Thailand rice economics lesson delayed on floods

Written by Clyde Russell | Singapore | Updated: Oct 26 2011, 09:04am hrs
The severe flooding in Southeast Asia has had the unintended consequence of delaying the economic day of reckoning for the rice policies of new Thai Prime Minister Yingluck Shinawatra.

While the loss of rice output across the region and the subsequent jump in prices is bad news for virtually everybody, it does mean that Thailands treasury will be spared, for now anyway, much of the cost of the new governments generous subsidy policy.

Yinglucks promise to pay Thailands rice farmers 15,000 baht ($486) a tonne for rice helped her secure victory in the July general election. But this was a promise that was ultimately going to cost her government dearly, as it was clearly unrealistic to expect that the higher price could simply be passed onto the buyers of Thailands exports.

Since Thailand is the worlds largest shipper of rice, the stable food of more than half the worlds population, it was always likely that prices would rise as buyers would have no choice but to continue purchasing rice from Bangkok.

But they also would have made Thailand the supplier of last resort, as they first bought rice from other, cheaper, producers.

Ultimately, Thailands 10 million tonne of annual rice exports would have slumped, forcing Yinglucks government to buy and store more and more rice, before the cost of this became unbearable and eventually Thailand would have to sell at international market prices. At that point the Thai government would have to pay for the difference between its 15,000 baht subsidised price and the export price out of its budget, or lower the subsidy. But for now all this is a moot point as the floods have intervened and driven rice prices to the point where those Thai farmers still with crops will probably be getting around 15,000 baht anyway.

The price of 100% B grade Thai white rice stood at $615 a tonne at its last fixing on October 19, not far off the year high of $650 a tonne reached on October 5 when the threat of floods became clearer. Thai rice prices surged 38% since the year low of $470 a tonne in April, the gains starting as Yingluck became favorite to win the election and accelerating after her victory.

The price increase has been largely matched by rice traded on the Chicago Board of Trade, where the grain has jumped 35% since its year low in March to $17.165 per hundred weight on Tuesday. This is because Asian buyers, like the Chinese, are turning towards US rice to replace crops damaged by floods in Southeast Asia.

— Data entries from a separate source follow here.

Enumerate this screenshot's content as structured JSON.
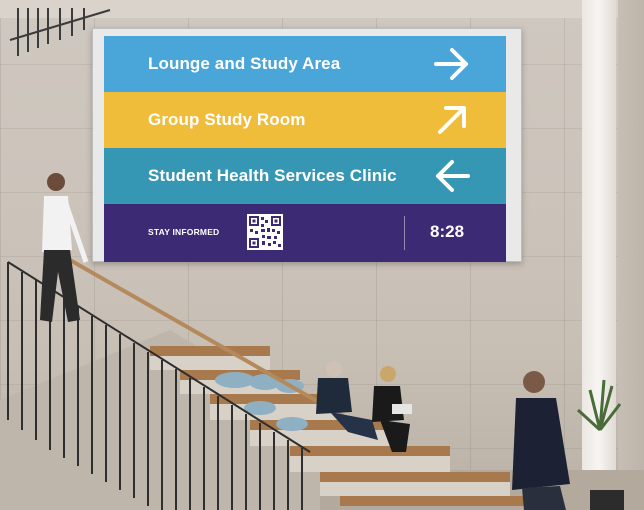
{
  "sign": {
    "rows": [
      {
        "label": "Lounge and Study Area",
        "arrow": "arrow-right-icon",
        "color": "#4aa5d9"
      },
      {
        "label": "Group Study Room",
        "arrow": "arrow-up-right-icon",
        "color": "#f0bd3b"
      },
      {
        "label": "Student Health Services Clinic",
        "arrow": "arrow-left-icon",
        "color": "#3597b4"
      }
    ],
    "footer": {
      "stay_informed": "STAY INFORMED",
      "qr": "qr-code-icon",
      "time": "8:28",
      "color": "#3d2a74"
    }
  }
}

Thailands rice exporters association believes the nations exports could slip 30% this year to between 7 and 7.5 million tonne, partly because of the flooding and partly because the subsidy scheme has made exports pricier than competitors such as Vietnam and India.

But the question remains as to how long rice buyers can stay away from Thailand as the market tightens. Vietnam expects slightly lower exports of about 7 million tonne in 2011, down from 7.5 million tonne, and its also likely that exports from South America will drop in coming months as plantings there have been lowered.

Despite India returning to the rice export markets, its likely that over the next 12 months potential demand for rice will run ahead of supplies, especially if the floods across Southeast Asia take longer to clear and affect the next planting season.

This means rice prices are likely to sustain current elevated levels into 2012, awaiting a return to normal production in Southeast Asia. When this happens, Thailand will once again have the ability to ramp up exports to as much as 12 million tonne a year.But the question will then be whether the new government will continue its subsidies at the cost of reduced exports, or modify the programme at the risk of some its popularity.

The author is a Reuters market analyst. The views expressed are his own.